A video of a woman appearing to lick a tub of Blue Bell ice cream before putting it back in a grocery store freezer has attracted the attention of millions, including Blue Bell Creameries.
The video was posted Saturday by user “Optimus Primal,” with the caption, “What kinda psychopathic behavior is this?!” has been viewed more than 10 million times as of Monday evening. It’s been retweeted more than 25,000 times and liked more than 61,000 times.
Blue Bell Creameries said it is “monitoring the situation” and cooperating with law enforcement.
”This type of incident will not be tolerated,” the Texas company said in a statement.
Some people on Twitter have called for the woman’s arrest.
Others were wondering why the ice cream wasn’t sealed.
What kinda psychopathic behavior is this?! pic.twitter.com/T8AIdGpmuS— Optimus Primal (@BlindDensetsu) June 29, 2019
Blue Bell Creameries had a response to that in its statement: ”During production, our half gallons are flipped upside down and sent to a hardening room where the ice cream freezes to the lid creating a natural seal,” the company said. “The lids are frozen tightly to the carton. Any attempt at opening the product should be noticeable.”
It’s unclear from the video if the woman left the grocery store after licking the Tin Roof-flavored ice cream or where the video was taken.

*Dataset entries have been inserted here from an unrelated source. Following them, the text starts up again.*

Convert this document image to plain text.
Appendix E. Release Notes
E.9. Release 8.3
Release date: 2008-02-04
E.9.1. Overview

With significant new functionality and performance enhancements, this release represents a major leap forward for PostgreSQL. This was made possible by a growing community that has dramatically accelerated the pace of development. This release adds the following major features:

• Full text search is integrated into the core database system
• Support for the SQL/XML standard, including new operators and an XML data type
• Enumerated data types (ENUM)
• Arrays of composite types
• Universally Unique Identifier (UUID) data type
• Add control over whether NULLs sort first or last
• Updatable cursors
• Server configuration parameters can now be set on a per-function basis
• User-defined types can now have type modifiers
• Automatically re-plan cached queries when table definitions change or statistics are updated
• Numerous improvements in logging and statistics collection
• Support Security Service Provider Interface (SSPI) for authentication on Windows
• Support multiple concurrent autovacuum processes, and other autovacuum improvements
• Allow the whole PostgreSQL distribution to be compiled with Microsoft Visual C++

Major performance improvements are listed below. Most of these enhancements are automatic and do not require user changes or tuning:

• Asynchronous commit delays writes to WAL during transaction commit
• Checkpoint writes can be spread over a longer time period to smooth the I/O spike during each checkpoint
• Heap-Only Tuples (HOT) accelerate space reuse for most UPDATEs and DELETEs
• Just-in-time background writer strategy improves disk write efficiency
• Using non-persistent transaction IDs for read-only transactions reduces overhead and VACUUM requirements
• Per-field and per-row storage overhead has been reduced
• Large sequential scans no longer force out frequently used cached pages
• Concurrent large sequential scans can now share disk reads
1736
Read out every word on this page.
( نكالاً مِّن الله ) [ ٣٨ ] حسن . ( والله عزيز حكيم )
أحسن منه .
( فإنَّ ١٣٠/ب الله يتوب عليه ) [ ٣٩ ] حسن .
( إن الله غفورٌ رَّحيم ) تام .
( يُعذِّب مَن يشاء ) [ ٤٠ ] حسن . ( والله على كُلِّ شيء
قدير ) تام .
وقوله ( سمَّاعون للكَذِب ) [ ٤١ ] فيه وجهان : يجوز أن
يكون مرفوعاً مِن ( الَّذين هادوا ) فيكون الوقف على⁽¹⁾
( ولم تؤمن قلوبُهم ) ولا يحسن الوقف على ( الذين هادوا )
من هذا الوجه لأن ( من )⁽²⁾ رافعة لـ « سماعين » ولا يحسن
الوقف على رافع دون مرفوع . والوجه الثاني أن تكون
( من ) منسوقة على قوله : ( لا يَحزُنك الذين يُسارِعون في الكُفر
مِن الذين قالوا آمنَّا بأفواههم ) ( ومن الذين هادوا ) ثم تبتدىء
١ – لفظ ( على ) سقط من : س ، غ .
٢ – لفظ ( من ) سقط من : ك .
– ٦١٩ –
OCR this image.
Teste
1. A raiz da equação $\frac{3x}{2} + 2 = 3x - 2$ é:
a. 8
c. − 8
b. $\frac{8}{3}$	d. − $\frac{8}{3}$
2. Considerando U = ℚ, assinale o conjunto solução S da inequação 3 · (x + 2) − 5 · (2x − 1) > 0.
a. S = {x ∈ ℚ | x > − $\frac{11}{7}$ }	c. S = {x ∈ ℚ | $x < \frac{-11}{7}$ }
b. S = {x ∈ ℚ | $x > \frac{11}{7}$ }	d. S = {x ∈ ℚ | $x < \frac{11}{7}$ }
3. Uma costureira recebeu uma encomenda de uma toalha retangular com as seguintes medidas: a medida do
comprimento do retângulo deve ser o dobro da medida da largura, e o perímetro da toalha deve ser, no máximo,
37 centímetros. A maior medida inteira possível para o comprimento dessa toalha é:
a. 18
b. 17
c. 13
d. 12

Here’s the full statement from Blue Bell:
“We want to thank our consumers for alerting us to the incident this past weekend of a video posted to social media showing a Blue Bell item being tampered with. We take this issue very seriously and are currently working with law enforcement, retail partners and social media platforms. This type of incident will not be tolerated.
Food safety is a top priority, and we work hard to provide a safe product and maintain the highest level of confidence from our consumers.
During production, our half gallons are flipped upside down and sent to a hardening room where the ice cream freezes to the lid creating a natural seal. The lids are frozen tightly to the carton. Any attempt at opening the product should be noticeable.